Another priority for Acosta will be addressing the DOL’s promulgated overtime regulations that were set to more than double the threshold salary level required to classify as an exempt employee, expanding overtime eligibility to millions of employees nationwide.  These regulations have been challenged in court and a Texas federal judge enjoined the rule back in November.  The DOL appealed that decision to the Fifth Circuit at the tail end of the Obama Administration, but no determination has yet been made as the proceeding has been delayed until the new Secretary of Labor has been confirmed and given time to assess the rule and the DOL’s position.  During his confirmation hearing, Acosta expressed a belief that the current threshold salary level of $23,660 is no longer sufficient and should reflect the increased cost of living, but that the new level of $47,476 is too high.  Indeed, in the hearing, Acosta expressed preference for a threshold amount somewhere in the middle.
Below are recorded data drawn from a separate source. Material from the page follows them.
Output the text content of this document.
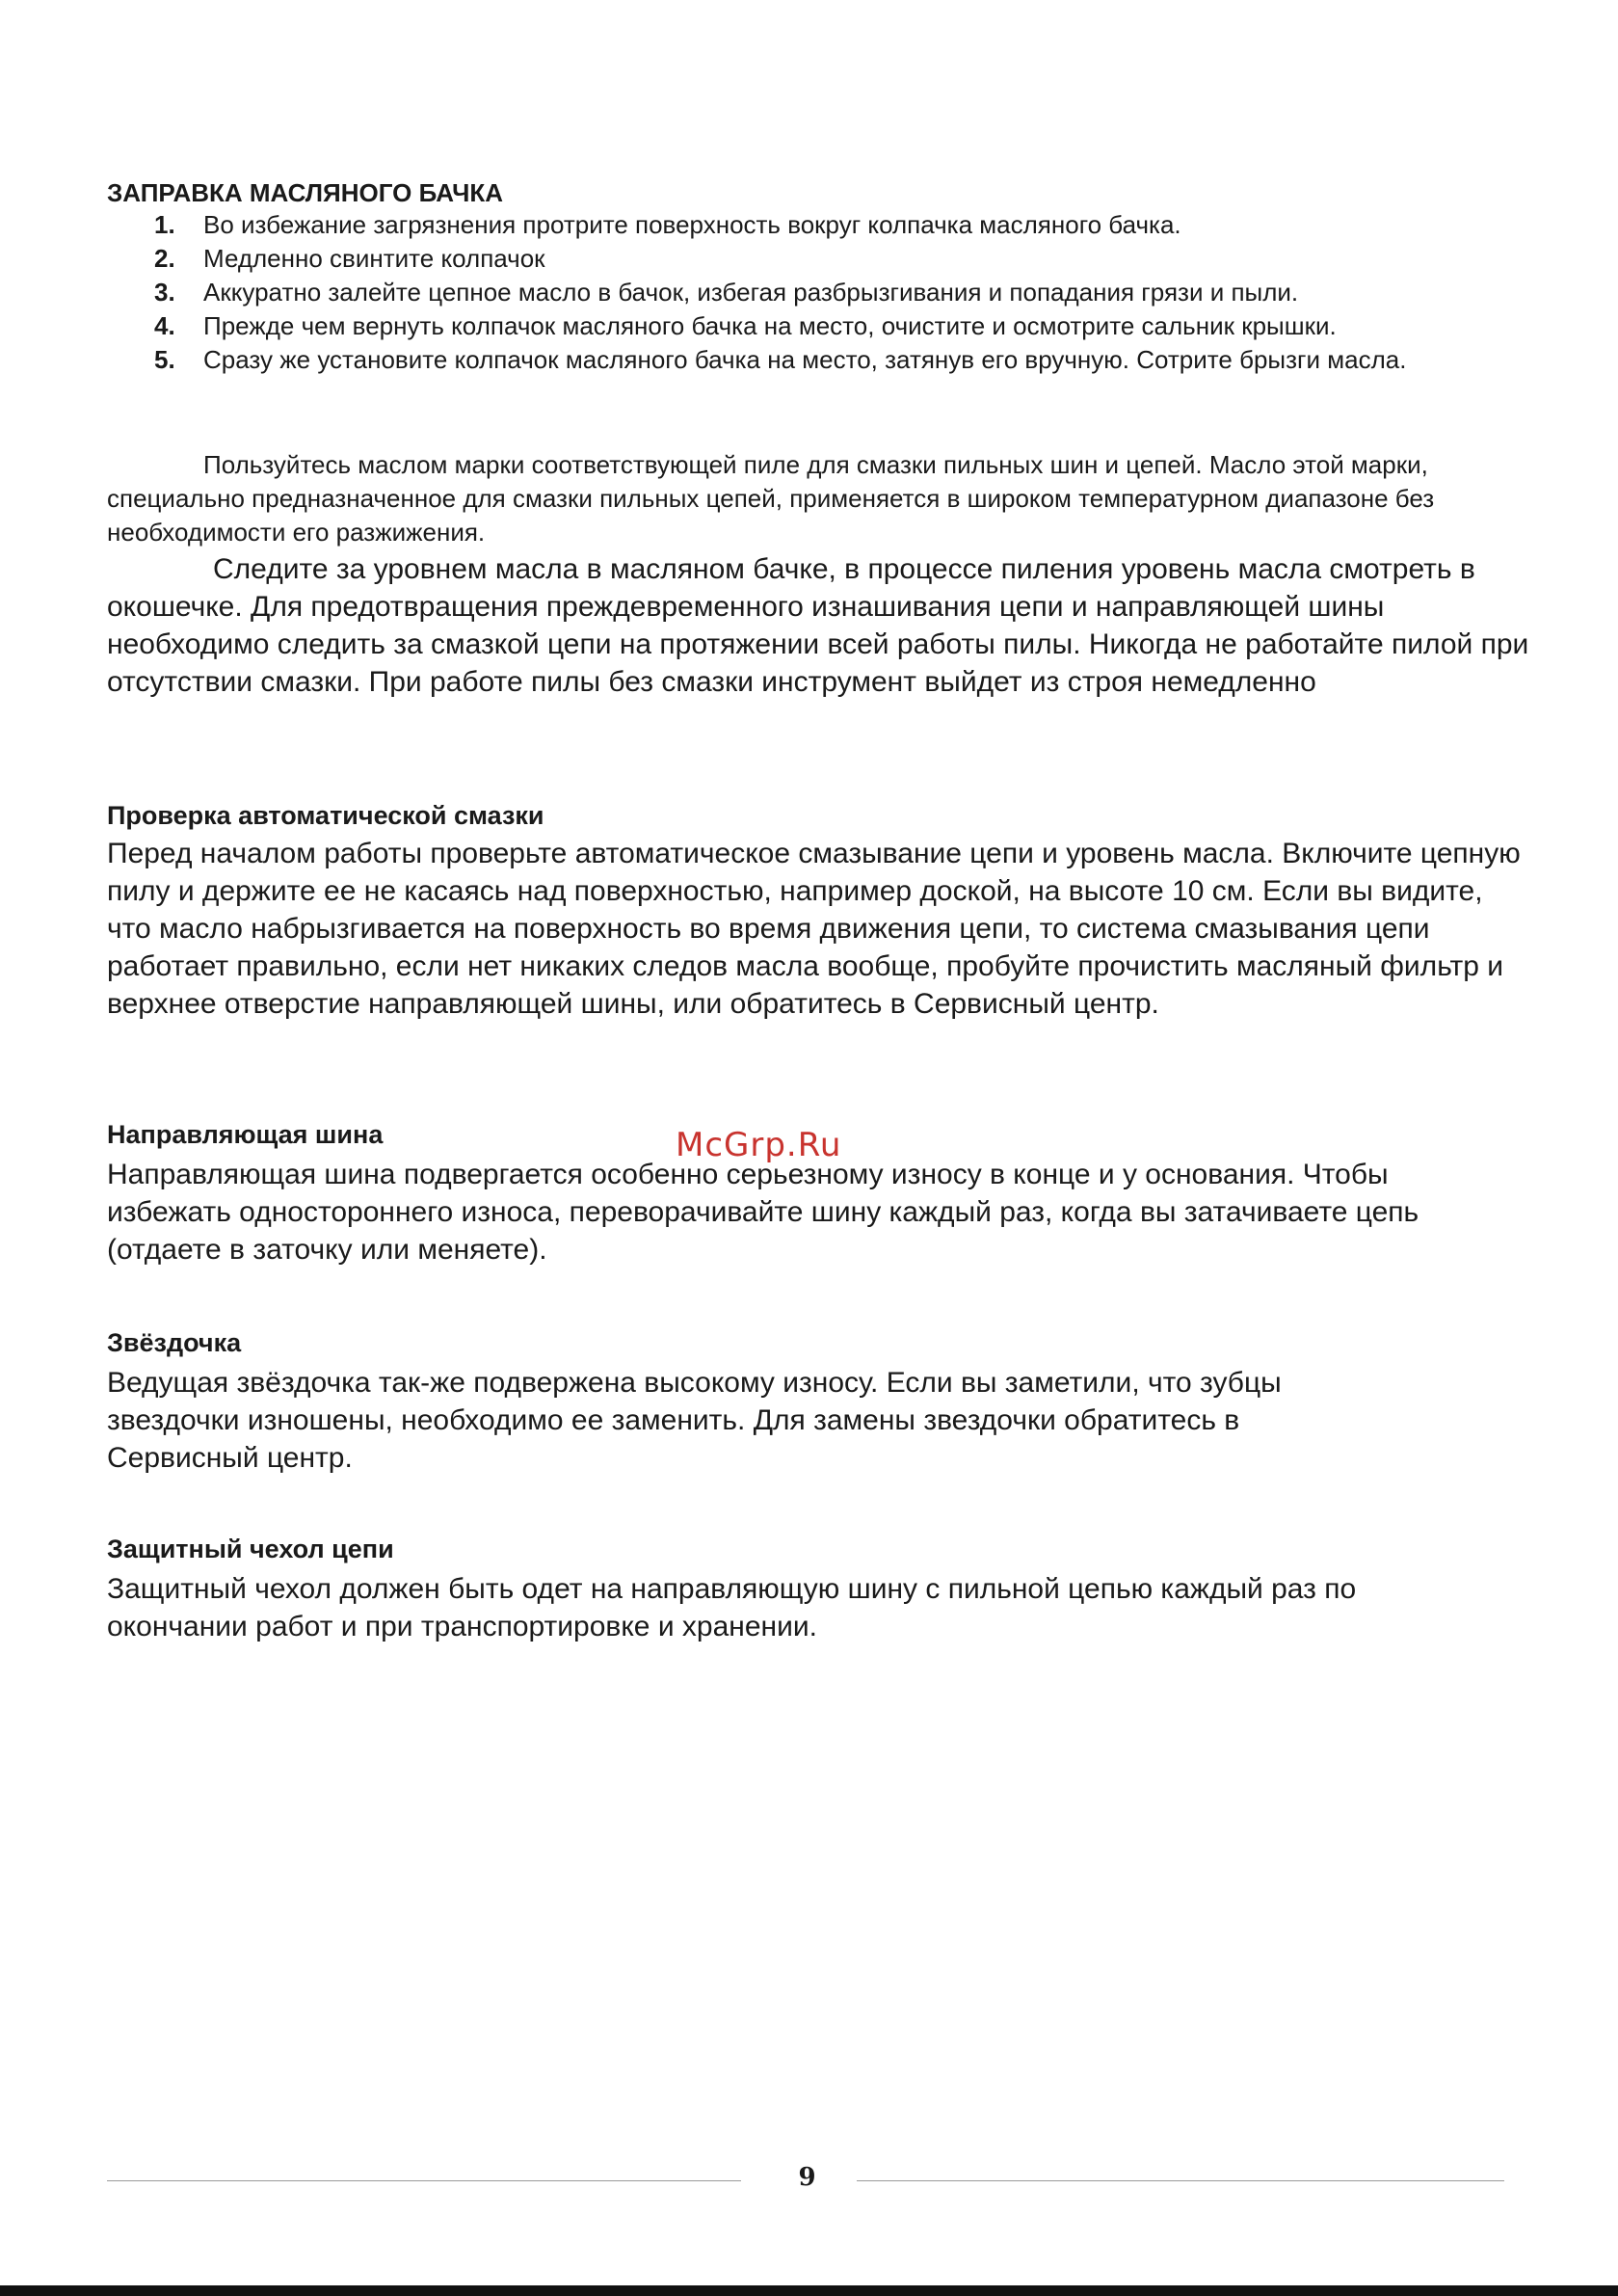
ЗАПРАВКА МАСЛЯНОГО БАЧКА
1. Во избежание загрязнения протрите поверхность вокруг колпачка масляного бачка.
2. Медленно свинтите колпачок
3. Аккуратно залейте цепное масло в бачок, избегая разбрызгивания и попадания грязи и пыли.
4. Прежде чем вернуть колпачок масляного бачка на место, очистите и осмотрите сальник крышки.
5. Сразу же установите колпачок масляного бачка на место, затянув его вручную. Сотрите брызги масла.

Пользуйтесь маслом марки соответствующей пиле для смазки пильных шин и цепей. Масло этой марки, специально предназначенное для смазки пильных цепей, применяется в широком температурном диапазоне без необходимости его разжижения.

Следите за уровнем масла в масляном бачке, в процессе пиления уровень масла смотреть в окошечке. Для предотвращения преждевременного изнашивания цепи и направляющей шины необходимо следить за смазкой цепи на протяжении всей работы пилы. Никогда не работайте пилой при отсутствии смазки. При работе пилы без смазки инструмент выйдет из строя немедленно

Проверка автоматической смазки

Перед началом работы проверьте автоматическое смазывание цепи и уровень масла. Включите цепную пилу и держите ее не касаясь над поверхностью, например доской, на высоте 10 см. Если вы видите, что масло набрызгивается на поверхность во время движения цепи, то система смазывания цепи работает правильно, если нет никаких следов масла вообще, пробуйте прочистить масляный фильтр и верхнее отверстие направляющей шины, или обратитесь в Сервисный центр.

Направляющая шина

Направляющая шина подвергается особенно серьезному износу в конце и у основания. Чтобы избежать одностороннего износа, переворачивайте шину каждый раз, когда вы затачиваете цепь (отдаете в заточку или меняете).

Звёздочка

Ведущая звёздочка так-же подвержена высокому износу. Если вы заметили, что зубцы звездочки изношены, необходимо ее заменить. Для замены звездочки обратитесь в Сервисный центр.

Защитный чехол цепи

Защитный чехол должен быть одет на направляющую шину с пильной цепью каждый раз по окончании работ и при транспортировке и хранении.

McGrp.Ru
9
Then there is the litany of Obama-era OSHA rules that are in various stages of legal challenge.  Eyes have been on how and whether Trump’s OSHA defends the legal challenges to new OSHA regulations, like the Electronic Injury Recordkeeping and Anti-Retaliation Rule, and the Crystalline Silica Standard.  We have already seen other OSHA rules (the Volks Rule and the FAR/DOL Contractor Blacklisting Rule) repealed, and yesterday, OSHA backtracked on an Obama-era interpretation allowing union representatives to participate in OSHA inspections at non-union workplaces.  Will OSHA’s regulatory landscape continue to unravel under the leadership of Sec. Acosta?  We will have to wait and see, but as with other Labor issues, we may not have to wait long.

In sum, Acosta will be stepping into a position facing multiple issues that will require his immediate attention, scrutiny, and evaluation.  Beyond addressing the regulatory issues, Sec. Acosta will also be faced with managing a budget that, under Trump’s proposed plan, would see a 21% cut to DOL funding.  While, this is only a proposed budget, cuts to individual agency budgets are likely, and managing a smaller budget, in and of itself, will likely be a significant challenge for the new Labor Secretary.

Although Acosta’s exact approach to running the DOL is uncertain, there is little doubt that under the influence of the White House, this will be a more employer-friendly DOL than we have seen in the prior eight years.